Trivia: In Venezuela, the title of this film was changed to Van Helsing vs. Dracula
Abraham Van Helsing (Rhett Giles), 19th century vampire hunter, is about to face his most difficult challenge. Leaving his beloved wife Yvonne (Alix Henning) in the care of Sebastian (Andreas Beckett), one of the monks in his service, Van Helsing leads his band of warriors against the evil Count Dracula (Paul Logan), who’s holed up in a castle along with the rest of his brood. Though ultimately victorious, Van Helsing soon discovers Sebastian is, in fact, a vampire prince, and he quickly puts the bite on the helpless Mrs. Van Helsing. Hoping to avenge his wife, Van Helsing makes a deal with the Holy Templars of the Catholic Church which, in essence, grants him eternal youth, and will allow him to remain in this world until he defeats every last vampire prince. Posing as a doctor in modern-day Los Angeles, Van Helsing continues the fight, only to learn his arch-rival Sebastian (who, as luck would have it, is also in the city) and his loyal disciple Arianna (Denise Bouette) are about to lead their brood out of hiding, threatening to unleash a new reign of terror only Van Helsing can prevent.
Sounds pretty cool, right? Alas, it isn’t. Produced by The Asylum, Way of the Vampire is a dreadful movie that never once lives up to the potential of its story. The opening scene, set in the 19th century, has Van Helsing and his small army of monks going up against Dracula and his brides. Featuring very little dialogue, this "battle" consists mostly of brief snippets, presented in black and white, in which Van Helsing’s men put up a feeble fight, quickly falling victim to the bloodsuckers they were trying to destroy. Like all of the action scenes in Way of the Vampire, this beginning sequence is a total non-event. Performance-wise, Giles is mediocre at best as Van Helsing, while Beckett’s turn as Sebastian is, at times, way over-the-top (a speech he delivers towards the start of the film is almost laughable). Only Denise Bouette, seductively beautiful as Arianna, escapes with her dignity intact.

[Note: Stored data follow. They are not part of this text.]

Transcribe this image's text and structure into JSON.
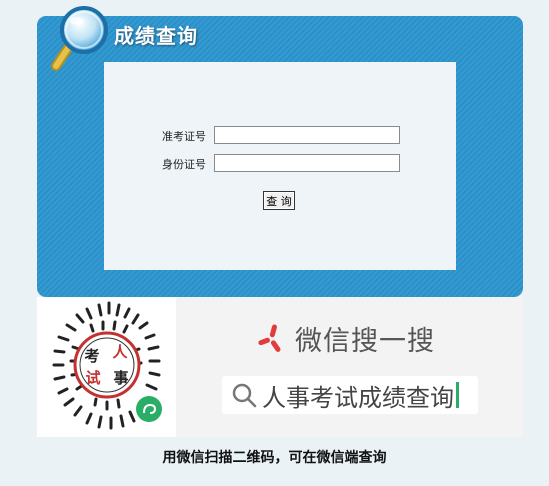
{
  "panel": {
    "title": "成绩查询"
  },
  "form": {
    "exam_id_label": "准考证号",
    "exam_id_value": "",
    "id_card_label": "身份证号",
    "id_card_value": "",
    "submit_label": "查 询"
  },
  "wechat": {
    "qr_text_1": "考",
    "qr_text_2": "人",
    "qr_text_3": "试",
    "qr_text_4": "事",
    "brand_label": "微信搜一搜",
    "search_text": "人事考试成绩查询"
  },
  "footer": {
    "text": "用微信扫描二维码，可在微信端查询"
  },
  "colors": {
    "panel": "#2b95cf",
    "accent_red": "#e23b3b",
    "wechat_green": "#2aae67"
  }
}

Released straight to video in 2005, Way of the Vampire was clearly intended to cash in on Stephen Sommers’ 2004 big-budget spectacular, Van Helsing, which in itself isn’t a particularly memorable film. Compared to this stinker, though, Van Helsing looks like one of the Universal classics it was trying to emulate. A poorly acted, horribly paced mess of a movie, Way of the Vampire is one to avoid.